Secret Convent in Puebla Now a Religious Art Museum
Hidden behind a private home, a convent with a small community of nuns lived in hiding for nearly 70 years. The family who lived in the home fronting the convent knew of their existence; and surely the congregation of the adjoining Santa Monica church did as well, since the nuns continued to sing from the choir loft during mass from behind a panel which hid them from view, as they had before convents were outlawed in Mexico. Their existence remained a secret from the government until the 1930s when they were discovered and turned out of their convent, which was then converted into a museum of religious art.
The front of this building is unassuming, blending in with the other homes and businesses located on a bustling street in Puebla's historical center. The building dates to 1606, when it was originally used as a home for widows and abandoned women. In 1688 it was converted into a convent for nuns of the Augustinian Recollects order. The convent housed women of Spanish descent who gave up public life to live a cloistered existence within the convent. The Augustinian Recollects is one of the stricter religious orders. Besides the vows of poverty, chastity and obedience, these nuns lived a very austere life, sleeping on narrow wooden cots and often subjecting themselves to corporal mortification.

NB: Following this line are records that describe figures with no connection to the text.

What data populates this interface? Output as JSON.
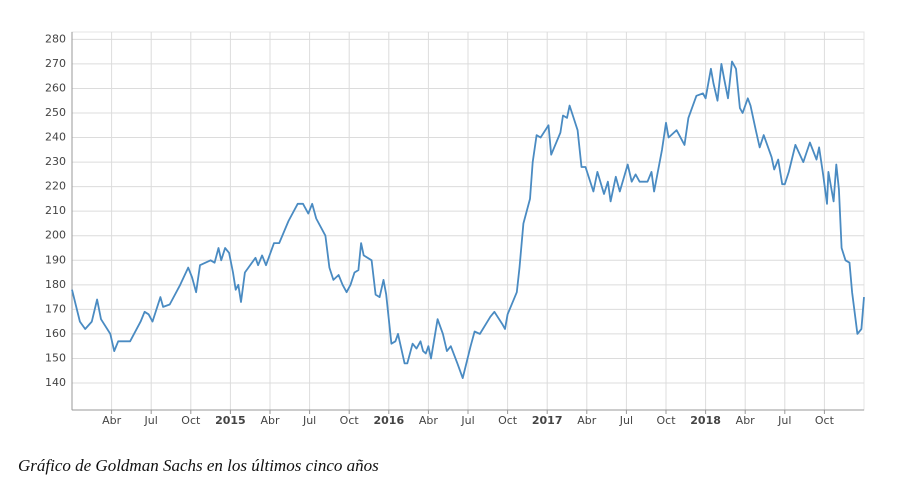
{
  "chart_data": {
    "type": "line",
    "color": "#4a8bc2",
    "grid": true,
    "caption": "Gráfico de Goldman Sachs en los últimos cinco años",
    "xlim": [
      0,
      60
    ],
    "ylim": [
      129,
      283
    ],
    "yticks": [
      140,
      150,
      160,
      170,
      180,
      190,
      200,
      210,
      220,
      230,
      240,
      250,
      260,
      270,
      280
    ],
    "xticks": [
      {
        "value": 3,
        "label": "Abr"
      },
      {
        "value": 6,
        "label": "Jul"
      },
      {
        "value": 9,
        "label": "Oct"
      },
      {
        "value": 12,
        "label": "2015"
      },
      {
        "value": 15,
        "label": "Abr"
      },
      {
        "value": 18,
        "label": "Jul"
      },
      {
        "value": 21,
        "label": "Oct"
      },
      {
        "value": 24,
        "label": "2016"
      },
      {
        "value": 27,
        "label": "Abr"
      },
      {
        "value": 30,
        "label": "Jul"
      },
      {
        "value": 33,
        "label": "Oct"
      },
      {
        "value": 36,
        "label": "2017"
      },
      {
        "value": 39,
        "label": "Abr"
      },
      {
        "value": 42,
        "label": "Jul"
      },
      {
        "value": 45,
        "label": "Oct"
      },
      {
        "value": 48,
        "label": "2018"
      },
      {
        "value": 51,
        "label": "Abr"
      },
      {
        "value": 54,
        "label": "Jul"
      },
      {
        "value": 57,
        "label": "Oct"
      }
    ],
    "x": [
      0,
      0.6,
      1.0,
      1.5,
      1.9,
      2.2,
      2.9,
      3.2,
      3.5,
      4.4,
      5.2,
      5.5,
      5.8,
      6.1,
      6.7,
      6.9,
      7.4,
      8.2,
      8.8,
      9.1,
      9.4,
      9.7,
      10.5,
      10.8,
      11.1,
      11.3,
      11.6,
      11.9,
      12.2,
      12.4,
      12.6,
      12.8,
      13.1,
      13.9,
      14.1,
      14.4,
      14.7,
      15.3,
      15.7,
      16.4,
      17.1,
      17.5,
      17.9,
      18.2,
      18.5,
      19.2,
      19.5,
      19.8,
      20.2,
      20.5,
      20.8,
      21.1,
      21.4,
      21.7,
      21.9,
      22.1,
      22.7,
      23.0,
      23.3,
      23.6,
      23.8,
      24.2,
      24.5,
      24.7,
      25.2,
      25.4,
      25.8,
      26.1,
      26.4,
      26.6,
      26.8,
      27.0,
      27.2,
      27.7,
      28.1,
      28.4,
      28.7,
      29.2,
      29.6,
      30.2,
      30.5,
      30.9,
      31.7,
      32.0,
      32.6,
      32.8,
      33.0,
      33.7,
      33.9,
      34.2,
      34.7,
      34.9,
      35.2,
      35.5,
      36.1,
      36.3,
      37.0,
      37.2,
      37.5,
      37.7,
      38.0,
      38.3,
      38.6,
      38.9,
      39.5,
      39.8,
      40.3,
      40.6,
      40.8,
      41.2,
      41.5,
      42.1,
      42.4,
      42.7,
      43.0,
      43.6,
      43.9,
      44.1,
      44.7,
      45.0,
      45.2,
      45.8,
      46.4,
      46.7,
      47.3,
      47.8,
      48.0,
      48.4,
      48.6,
      48.9,
      49.2,
      49.4,
      49.7,
      50.0,
      50.3,
      50.6,
      50.8,
      51.2,
      51.4,
      51.8,
      52.1,
      52.4,
      53.0,
      53.2,
      53.5,
      53.8,
      54.0,
      54.3,
      54.8,
      55.4,
      55.9,
      56.4,
      56.6,
      56.9,
      57.2,
      57.3,
      57.7,
      57.9,
      58.1,
      58.3,
      58.6,
      58.9,
      59.1,
      59.5,
      59.8,
      60.0
    ],
    "values": [
      178,
      165,
      162,
      165,
      174,
      166,
      160,
      153,
      157,
      157,
      165,
      169,
      168,
      165,
      175,
      171,
      172,
      180,
      187,
      183,
      177,
      188,
      190,
      189,
      195,
      190,
      195,
      193,
      185,
      178,
      180,
      173,
      185,
      191,
      188,
      192,
      188,
      197,
      197,
      206,
      213,
      213,
      209,
      213,
      207,
      200,
      187,
      182,
      184,
      180,
      177,
      180,
      185,
      186,
      197,
      192,
      190,
      176,
      175,
      182,
      176,
      156,
      157,
      160,
      148,
      148,
      156,
      154,
      157,
      153,
      152,
      155,
      150,
      166,
      160,
      153,
      155,
      148,
      142,
      155,
      161,
      160,
      167,
      169,
      164,
      162,
      168,
      177,
      187,
      205,
      215,
      230,
      241,
      240,
      245,
      233,
      242,
      249,
      248,
      253,
      248,
      243,
      228,
      228,
      218,
      226,
      217,
      222,
      214,
      224,
      218,
      229,
      222,
      225,
      222,
      222,
      226,
      218,
      235,
      246,
      240,
      243,
      237,
      248,
      257,
      258,
      256,
      268,
      262,
      255,
      270,
      264,
      256,
      271,
      268,
      252,
      250,
      256,
      253,
      243,
      236,
      241,
      232,
      227,
      231,
      221,
      221,
      226,
      237,
      230,
      238,
      231,
      236,
      225,
      213,
      226,
      214,
      229,
      219,
      195,
      190,
      189,
      177,
      160,
      162,
      175
    ]
  }
}
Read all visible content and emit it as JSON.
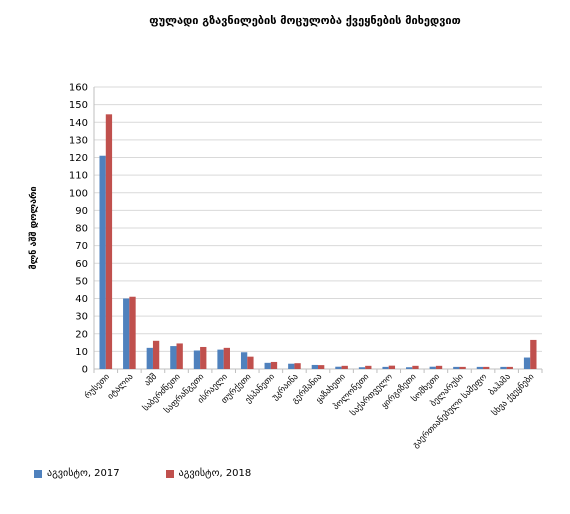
{
  "chart_data": {
    "type": "bar",
    "title": "ფულადი გზავნილების მოცულობა ქვეყნების მიხედვით",
    "ylabel": "მლნ აშშ დოლარი",
    "xlabel": "",
    "ylim": [
      0,
      160
    ],
    "yticks": [
      0,
      10,
      20,
      30,
      40,
      50,
      60,
      70,
      80,
      90,
      100,
      110,
      120,
      130,
      140,
      150,
      160
    ],
    "grid": true,
    "legend_position": "bottom-left",
    "categories": [
      "რუსეთი",
      "იტალია",
      "აშშ",
      "საბერძნეთი",
      "საფრანგეთი",
      "ისრაელი",
      "თურქეთი",
      "ესპანეთი",
      "უკრაინა",
      "გერმანია",
      "ყაზახეთი",
      "პოლონეთი",
      "საქართველო",
      "ყირგიზეთი",
      "სომხეთი",
      "ბელარუსი",
      "გაერთიანებული სამეფო",
      "ბაჰამა",
      "სხვა ქვეყნები"
    ],
    "series": [
      {
        "name": "აგვისტო, 2017",
        "color": "#4f81bd",
        "values": [
          121,
          40,
          12,
          13,
          10.5,
          11,
          9.5,
          3.5,
          3,
          2.3,
          1.3,
          1,
          1.2,
          1,
          1.3,
          1.2,
          1.2,
          1.2,
          6.5
        ]
      },
      {
        "name": "აგვისტო, 2018",
        "color": "#c0504d",
        "values": [
          144.5,
          41,
          16,
          14.5,
          12.5,
          12,
          7,
          4,
          3.3,
          2.2,
          1.8,
          1.8,
          1.9,
          1.8,
          1.8,
          1.2,
          1.2,
          1.2,
          16.5
        ]
      }
    ]
  }
}
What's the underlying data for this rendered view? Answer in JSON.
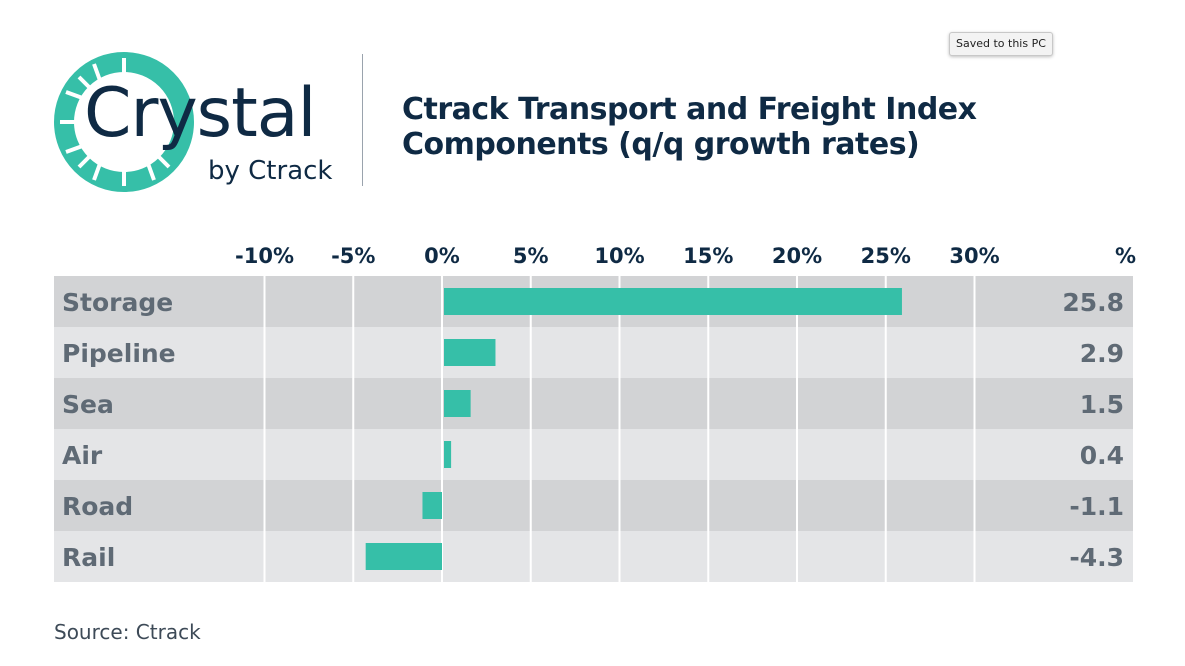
{
  "logo": {
    "word": "Crystal",
    "sub": "by Ctrack"
  },
  "notification": {
    "text": "Saved to this PC"
  },
  "source": "Source: Ctrack",
  "colors": {
    "bar": "#36bfa8",
    "row_dark": "#d2d3d5",
    "row_light": "#e4e5e7",
    "text_dark": "#0f2a44",
    "text_gray": "#5f6a75"
  },
  "chart_data": {
    "type": "bar",
    "orientation": "horizontal",
    "title": "Ctrack Transport and Freight Index Components (q/q growth rates)",
    "categories": [
      "Storage",
      "Pipeline",
      "Sea",
      "Air",
      "Road",
      "Rail"
    ],
    "values": [
      25.8,
      2.9,
      1.5,
      0.4,
      -1.1,
      -4.3
    ],
    "value_labels": [
      "25.8",
      "2.9",
      "1.5",
      "0.4",
      "-1.1",
      "-4.3"
    ],
    "xlim": [
      -12,
      30
    ],
    "ticks": [
      -10,
      -5,
      0,
      5,
      10,
      15,
      20,
      25,
      30
    ],
    "tick_labels": [
      "-10%",
      "-5%",
      "0%",
      "5%",
      "10%",
      "15%",
      "20%",
      "25%",
      "30%"
    ],
    "value_column_header": "%",
    "grid": true,
    "axis_position": "top"
  }
}
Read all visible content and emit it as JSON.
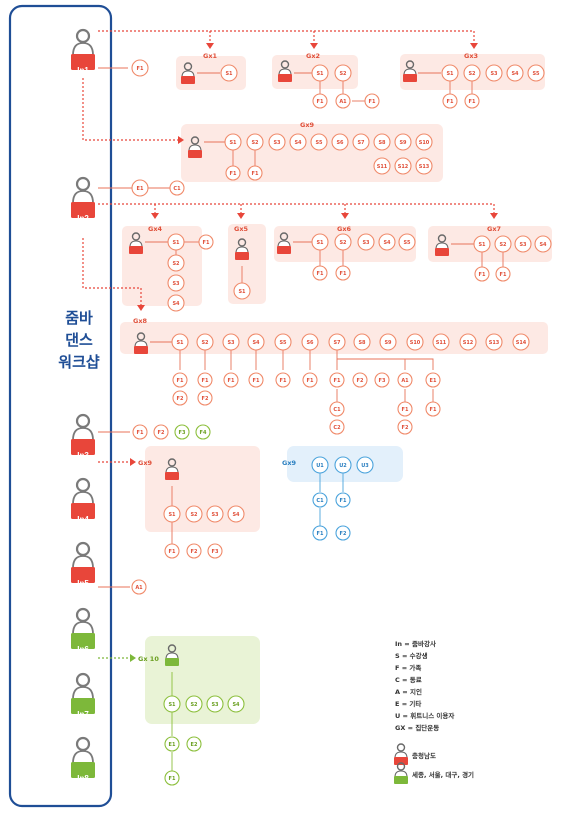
{
  "title_lines": [
    "줌바",
    "댄스",
    "워크샵"
  ],
  "instructors": [
    "In1",
    "In2",
    "In3",
    "In4",
    "In5",
    "In6",
    "In7",
    "In8"
  ],
  "groups": {
    "gx1": "Gx1",
    "gx2": "Gx2",
    "gx3": "Gx3",
    "gx4": "Gx4",
    "gx5": "Gx5",
    "gx6": "Gx6",
    "gx7": "Gx7",
    "gx8": "Gx8",
    "gx9": "Gx9",
    "gx10": "Gx 10"
  },
  "legend": {
    "definitions": [
      "In = 줌바강사",
      "S = 수강생",
      "F = 가족",
      "C = 동료",
      "A = 지인",
      "E = 기타",
      "U = 휘트니스 이용자",
      "GX = 집단운동"
    ],
    "region_red": "충청남도",
    "region_green": "세종, 서울, 대구, 경기"
  },
  "colors": {
    "accent_red": "#e8463a",
    "accent_green": "#7db83a",
    "accent_blue": "#4aa3dc",
    "title_navy": "#1f4e96"
  }
}
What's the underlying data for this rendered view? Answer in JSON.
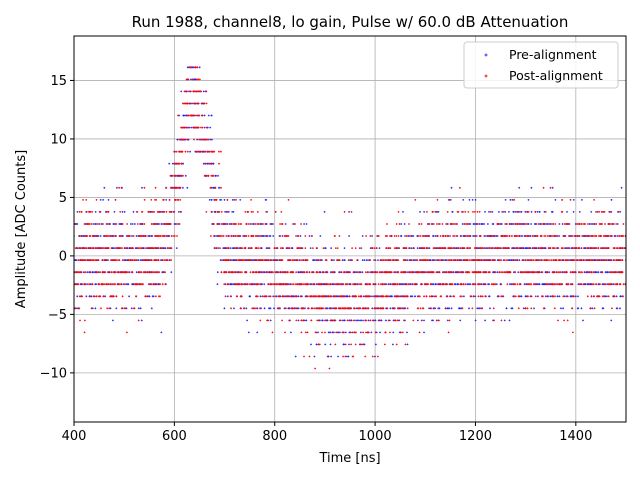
{
  "chart_data": {
    "type": "scatter",
    "title": "Run 1988, channel8, lo gain, Pulse w/ 60.0 dB Attenuation",
    "xlabel": "Time [ns]",
    "ylabel": "Amplitude [ADC Counts]",
    "xlim": [
      400,
      1500
    ],
    "ylim": [
      -14.2,
      18.8
    ],
    "xticks": [
      400,
      600,
      800,
      1000,
      1200,
      1400
    ],
    "yticks": [
      -10,
      -5,
      0,
      5,
      10,
      15
    ],
    "grid": true,
    "legend_position": "top-right",
    "quantization_step": 1.03,
    "quantized_levels": [
      -12.72,
      -11.69,
      -10.66,
      -9.63,
      -8.6,
      -7.57,
      -6.54,
      -5.51,
      -4.48,
      -3.45,
      -2.42,
      -1.39,
      -0.36,
      0.67,
      1.7,
      2.73,
      3.76,
      4.79,
      5.82,
      6.85,
      7.88,
      8.91,
      9.94,
      10.97,
      12.0,
      13.03,
      14.06,
      15.09,
      16.12
    ],
    "pulse": {
      "peak_time": 640,
      "peak_amplitude": 13.5,
      "width": 40,
      "undershoot_time": 940,
      "undershoot_amplitude": -3.5,
      "undershoot_width": 130
    },
    "series": [
      {
        "name": "Pre-alignment",
        "color": "#1f1fff",
        "marker": "+"
      },
      {
        "name": "Post-alignment",
        "color": "#ff0000",
        "marker": "+"
      }
    ]
  }
}
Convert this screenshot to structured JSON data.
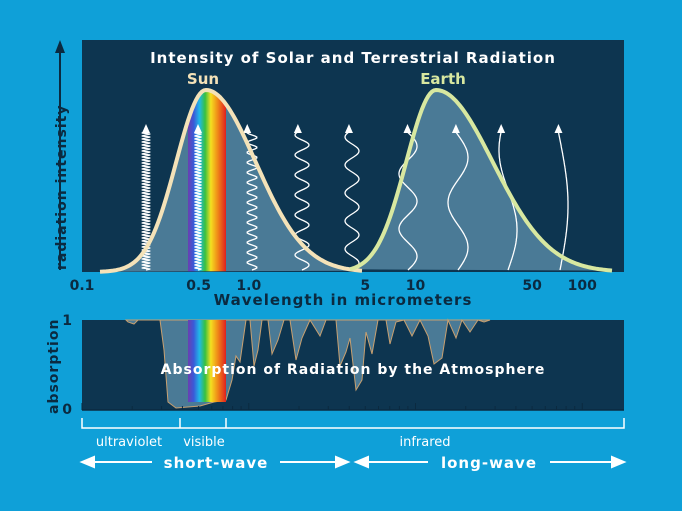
{
  "top_panel": {
    "title": "Intensity of Solar and Terrestrial Radiation",
    "sun_label": "Sun",
    "earth_label": "Earth",
    "y_axis_label": "radiation intensity",
    "x_axis_label": "Wavelength in micrometers",
    "x_ticks": [
      "0.1",
      "0.5",
      "1.0",
      "5",
      "10",
      "50",
      "100"
    ]
  },
  "bottom_panel": {
    "title": "Absorption of Radiation by the Atmosphere",
    "y_axis_label": "absorption",
    "y_ticks": [
      "1",
      "0"
    ]
  },
  "bands": {
    "ultraviolet": "ultraviolet",
    "visible": "visible",
    "infrared": "infrared",
    "short_wave": "short-wave",
    "long_wave": "long-wave"
  },
  "colors": {
    "background": "#0fa0d8",
    "panel": "#0d3550",
    "sun_curve": "#f4e2b8",
    "earth_curve": "#d8e8a0",
    "curve_fill": "#4a7a96"
  }
}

Although the nuns lived an ascetic lifestyle, one aspect of their lives in which there was great experimentation was in the kitchen. Their kitchen served as a laboratory where new and different combinations of food were experimented with and original dishes were created. The devout sisters combined pre-Hispanic ingredients and techniques with ones imported from Europe to produce some of Puebla's most iconic dishes, such as Chiles en Nogada. A large semi-circular wood-fired stove decorated with Talavera tiles dominates the convent's kitchen. A collection of clay pots of varying shapes and sizes, and other cooking implements hang on the walls around the stove. The adjoining pantry offers a look at the variety of ingredients the nuns used.
In the mid-1800s several laws were brought into effect which greatly diminished the power of the church, which had theretofore controlled much of the country's wealth. Before these measures were brought into effect, the church rivaled the government in power, being responsible not only for the spiritual life of the people but also education, caring for the sick and indigent, as well as registering marriages, births, and deaths. The Reform Laws were designed to separate church and state and severely reduce the church's power. Part of this reform was the nationalization of ecclesiastical property and the dissolution of monastic orders. Church property was seized by the state and the friars and nuns who had previously lived their lives in convents were turned out. The nuns of Santa Monica found a way around this, however. The front section of the convent was cleverly designed as a family home and the nuns continued to lead their quiet contemplative existence within the walls of the convent, hidden behind the facade of a private residence.
In 1934 an investigator by the name of Valente Quintana followed some clues that led to the discovery of the nuns of Santa Monica, and they were finally turned out of their convent at that time. The building was then converted into a museum of religious art, which it remains to this day. Art from other convents in Puebla was added to the collection here, making this one of the most important collections of religious art in Mexico. The museum underwent an extensive restoration project and re-opened in December 2011 in magnificent conditions.
On my visit to the religious art museum of the Ex Convent of Santa Monica I was lucky to arrive just as a tour was starting. Popular conception may hold that religious art is staid and rather boring, but with the guided tour the art we saw was put into the context of the period in which it was created, and we learned about life in the convent and the women who lived there. The guide pointed out interesting visual effects in some of the paintings on velvet by Rafael Morante, and taught us to recognize many of the symbols and conventions of religious art of the colonial period. Some of the artists whose work is displayed here include Antonio Espinoza, Juan Correa, Juan Villalobos, Miguel Jeronimo de Zendejas, and Pascual Perez.
The Museo de Arte Religioso del Ex-Convento de Santa Mónica is located in Puebla's historical center at 18 Poniente #103, between 5 de Mayo and 3 Norte streets. The museum opens Tuesday to Sunday, from 10 am to 5 pm. Guided tours in Spanish are offered; enquire at the front desk for times.